Valerie S. Malmont: I wanted to show that people are not always what they appear to be at first, and that people change as their circumstances change. Garnet was forced into being the police chief when his father was killed on the job. He tried to make the best of it, even started to believe he was happy, then he met Tori, the big city girl with the rather exotic background, and he began to question whether or not he really was cut out for small town life.

Tori changes too, wanting to be accepted in the small town, thinking she can be happy there. Although they are both nice people, they don't communicate very well. Perhaps he's thinking she'll like him better if he takes an interesting assignment abroad. Perhaps she's thinking he'll like her better if she takes a job in Lickin' CreeK and tries to fit in.

Crescent Blues: Can you tell us something about what the future holds for Tori and Garnet?

Valerie S. Malmont: I really don't know where this is going to take them.

Crescent Blues: Over the course of your travels as a foreign service brat and DoD civilian spouse, you had plenty of time to contemplate your first novel. What prompted you to make it a mystery?

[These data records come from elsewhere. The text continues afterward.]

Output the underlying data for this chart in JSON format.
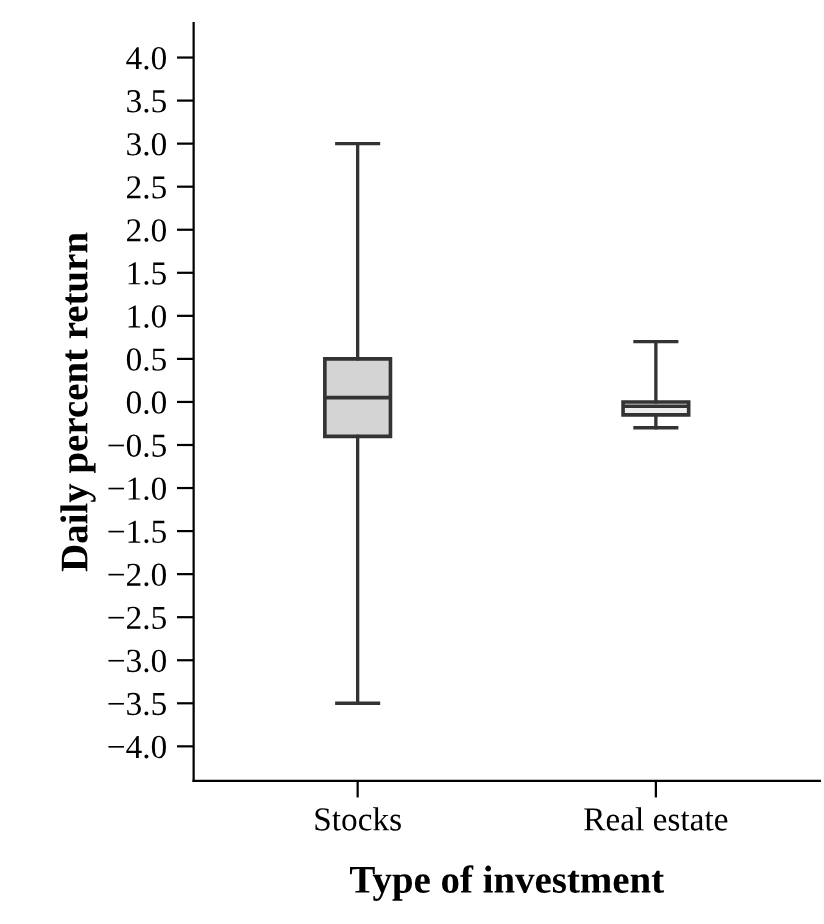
{
  "chart_data": {
    "type": "box",
    "xlabel": "Type of investment",
    "ylabel": "Daily percent return",
    "categories": [
      "Stocks",
      "Real estate"
    ],
    "boxes": [
      {
        "low": -3.5,
        "q1": -0.4,
        "median": 0.05,
        "q3": 0.5,
        "high": 3.0
      },
      {
        "low": -0.3,
        "q1": -0.15,
        "median": -0.05,
        "q3": 0.0,
        "high": 0.7
      }
    ],
    "colors": [
      "#d4d4d4",
      "#eeeeee"
    ],
    "ylim": [
      -4.4,
      4.4
    ],
    "yticks": [
      {
        "value": -4.0,
        "label": "−4.0"
      },
      {
        "value": -3.5,
        "label": "−3.5"
      },
      {
        "value": -3.0,
        "label": "−3.0"
      },
      {
        "value": -2.5,
        "label": "−2.5"
      },
      {
        "value": -2.0,
        "label": "−2.0"
      },
      {
        "value": -1.5,
        "label": "−1.5"
      },
      {
        "value": -1.0,
        "label": "−1.0"
      },
      {
        "value": -0.5,
        "label": "−0.5"
      },
      {
        "value": 0.0,
        "label": "0.0"
      },
      {
        "value": 0.5,
        "label": "0.5"
      },
      {
        "value": 1.0,
        "label": "1.0"
      },
      {
        "value": 1.5,
        "label": "1.5"
      },
      {
        "value": 2.0,
        "label": "2.0"
      },
      {
        "value": 2.5,
        "label": "2.5"
      },
      {
        "value": 3.0,
        "label": "3.0"
      },
      {
        "value": 3.5,
        "label": "3.5"
      },
      {
        "value": 4.0,
        "label": "4.0"
      }
    ],
    "grid": false
  }
}
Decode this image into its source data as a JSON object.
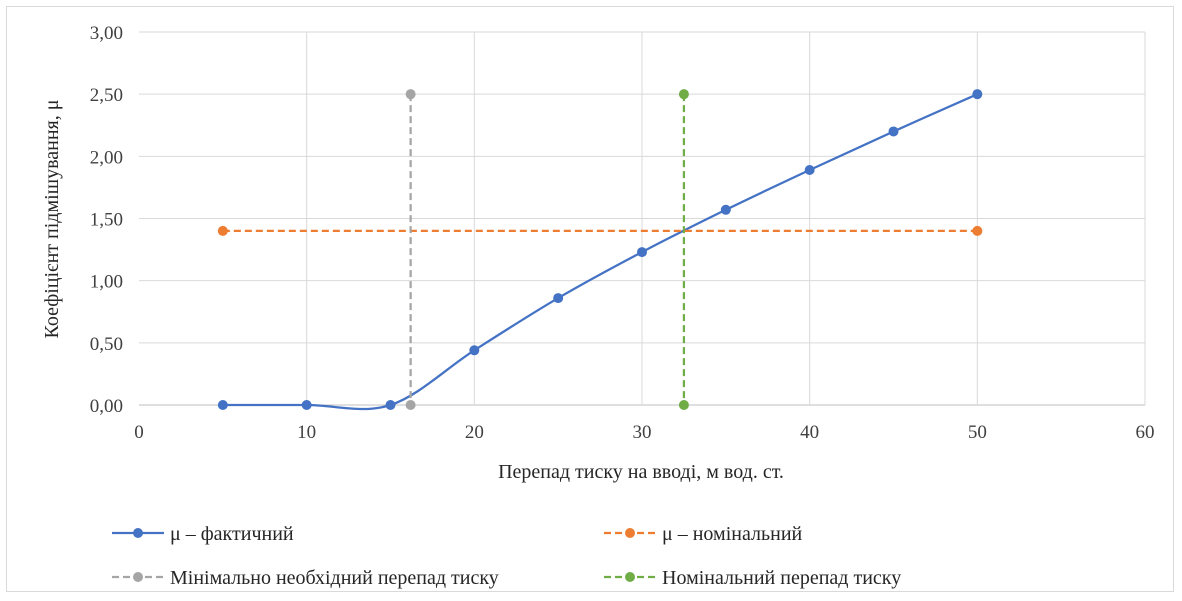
{
  "chart_data": {
    "type": "scatter",
    "xlabel": "Перепад тиску на вводі, м вод. ст.",
    "ylabel": "Коефіцієнт підмішування, μ",
    "xlim": [
      0,
      60
    ],
    "ylim": [
      0,
      3
    ],
    "x_ticks": [
      "0",
      "10",
      "20",
      "30",
      "40",
      "50",
      "60"
    ],
    "y_ticks": [
      "0,00",
      "0,50",
      "1,00",
      "1,50",
      "2,00",
      "2,50",
      "3,00"
    ],
    "grid": true,
    "legend_position": "bottom",
    "series": [
      {
        "name": "μ – фактичний",
        "color": "#4472c4",
        "dash": "solid",
        "smooth": true,
        "points": [
          [
            5,
            0.0
          ],
          [
            10,
            0.0
          ],
          [
            15,
            0.0
          ],
          [
            20,
            0.44
          ],
          [
            25,
            0.86
          ],
          [
            30,
            1.23
          ],
          [
            35,
            1.57
          ],
          [
            40,
            1.89
          ],
          [
            45,
            2.2
          ],
          [
            50,
            2.5
          ]
        ]
      },
      {
        "name": "μ – номінальний",
        "color": "#ed7d31",
        "dash": "dashed",
        "smooth": false,
        "points": [
          [
            5,
            1.4
          ],
          [
            50,
            1.4
          ]
        ]
      },
      {
        "name": "Мінімально необхідний перепад тиску",
        "color": "#a5a5a5",
        "dash": "dashed",
        "smooth": false,
        "points": [
          [
            16.2,
            2.5
          ],
          [
            16.2,
            0.0
          ]
        ]
      },
      {
        "name": "Номінальний перепад тиску",
        "color": "#70ad47",
        "dash": "dashed",
        "smooth": false,
        "points": [
          [
            32.5,
            2.5
          ],
          [
            32.5,
            0.0
          ]
        ]
      }
    ]
  }
}
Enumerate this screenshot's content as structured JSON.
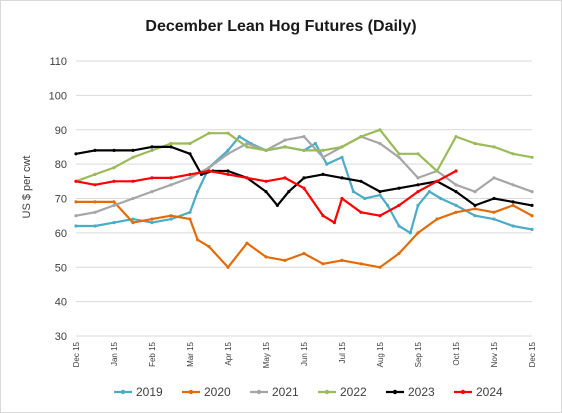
{
  "chart_data": {
    "type": "line",
    "title": "December Lean Hog Futures (Daily)",
    "xlabel": "",
    "ylabel": "US $ per cwt",
    "ylim": [
      30,
      110
    ],
    "yticks": [
      30,
      40,
      50,
      60,
      70,
      80,
      90,
      100,
      110
    ],
    "x_tick_labels": [
      "Dec 15",
      "Jan 15",
      "Feb 15",
      "Mar 15",
      "Apr 15",
      "May 15",
      "Jun 15",
      "Jul 15",
      "Aug 15",
      "Sep 15",
      "Oct 15",
      "Nov 15",
      "Dec 15"
    ],
    "grid": "horizontal",
    "legend_position": "bottom",
    "series": [
      {
        "name": "2019",
        "color": "#4bacc6",
        "x": [
          0,
          0.5,
          1,
          1.5,
          2,
          2.5,
          3,
          3.2,
          3.5,
          4,
          4.3,
          4.6,
          5,
          5.5,
          6,
          6.3,
          6.6,
          7,
          7.3,
          7.6,
          8,
          8.2,
          8.5,
          8.8,
          9,
          9.3,
          9.6,
          10,
          10.5,
          11,
          11.5,
          12
        ],
        "values": [
          62,
          62,
          63,
          64,
          63,
          64,
          66,
          72,
          79,
          84,
          88,
          86,
          84,
          85,
          84,
          86,
          80,
          82,
          72,
          70,
          71,
          68,
          62,
          60,
          68,
          72,
          70,
          68,
          65,
          64,
          62,
          61
        ]
      },
      {
        "name": "2020",
        "color": "#e36c09",
        "x": [
          0,
          0.5,
          1,
          1.5,
          2,
          2.5,
          3,
          3.2,
          3.5,
          4,
          4.5,
          5,
          5.5,
          6,
          6.5,
          7,
          7.5,
          8,
          8.5,
          9,
          9.5,
          10,
          10.5,
          11,
          11.5,
          12
        ],
        "values": [
          69,
          69,
          69,
          63,
          64,
          65,
          64,
          58,
          56,
          50,
          57,
          53,
          52,
          54,
          51,
          52,
          51,
          50,
          54,
          60,
          64,
          66,
          67,
          66,
          68,
          65
        ]
      },
      {
        "name": "2021",
        "color": "#a6a6a6",
        "x": [
          0,
          0.5,
          1,
          1.5,
          2,
          2.5,
          3,
          3.5,
          4,
          4.5,
          5,
          5.5,
          6,
          6.5,
          7,
          7.5,
          8,
          8.5,
          9,
          9.5,
          10,
          10.5,
          11,
          11.5,
          12
        ],
        "values": [
          65,
          66,
          68,
          70,
          72,
          74,
          76,
          79,
          83,
          86,
          84,
          87,
          88,
          82,
          85,
          88,
          86,
          82,
          76,
          78,
          74,
          72,
          76,
          74,
          72
        ]
      },
      {
        "name": "2022",
        "color": "#9bbb59",
        "x": [
          0,
          0.5,
          1,
          1.5,
          2,
          2.5,
          3,
          3.5,
          4,
          4.5,
          5,
          5.5,
          6,
          6.5,
          7,
          7.5,
          8,
          8.5,
          9,
          9.5,
          10,
          10.5,
          11,
          11.5,
          12
        ],
        "values": [
          75,
          77,
          79,
          82,
          84,
          86,
          86,
          89,
          89,
          85,
          84,
          85,
          84,
          84,
          85,
          88,
          90,
          83,
          83,
          78,
          88,
          86,
          85,
          83,
          82
        ]
      },
      {
        "name": "2023",
        "color": "#000000",
        "x": [
          0,
          0.5,
          1,
          1.5,
          2,
          2.5,
          3,
          3.3,
          3.6,
          4,
          4.5,
          5,
          5.3,
          5.6,
          6,
          6.5,
          7,
          7.5,
          8,
          8.5,
          9,
          9.5,
          10,
          10.5,
          11,
          11.5,
          12
        ],
        "values": [
          83,
          84,
          84,
          84,
          85,
          85,
          83,
          77,
          78,
          78,
          76,
          72,
          68,
          72,
          76,
          77,
          76,
          75,
          72,
          73,
          74,
          75,
          72,
          68,
          70,
          69,
          68
        ]
      },
      {
        "name": "2024",
        "color": "#ff0000",
        "x": [
          0,
          0.5,
          1,
          1.5,
          2,
          2.5,
          3,
          3.5,
          4,
          4.5,
          5,
          5.5,
          6,
          6.5,
          6.8,
          7,
          7.5,
          8,
          8.5,
          9,
          9.5,
          10
        ],
        "values": [
          75,
          74,
          75,
          75,
          76,
          76,
          77,
          78,
          77,
          76,
          75,
          76,
          73,
          65,
          63,
          70,
          66,
          65,
          68,
          72,
          75,
          78
        ]
      }
    ]
  }
}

Valerie S. Malmont: I was a mystery fan from the day I picked up my first Nancy Drew. I rapidly moved on to Agatha Christie, Ngaoi Marsh, Dorothy L. Sayers, Josephine Tey, and all the other great women mystery writers of the Golden Age. Back when I was seven or eight and people would ask what I wanted to be when I grew up, I'd say I was going to write a mystery series. And yes, people did look at my strangely!

Crescent Blues: What do you like best about writing about a small town?

Valerie S. Malmont: It's such a great source of inspiration. I cut my newspapers to shreds every day, filing stuff away for reference. Right now, I'm fascinated by the "Battle of the Blackbirds" in Hagerstown, Md., (about 20 miles from here). The birds have taken over the downtown area, soiling the streets and keeping people awake at night with their noise. Last I heard, the city was spraying the trees with grape juice, which is not lethal but makes the birds sick. I can imagine thousands of little black birds barfing all over the sidewalks tomorrow morning.

An added plus about writing about and in a small town is that I have become a local celebrity. Nowhere else in the world do people stop and stare when I walk into a place. That's kind of fun.

Volume 1, Issue 2 © 1998, 1999 by Crescent Blues, Inc.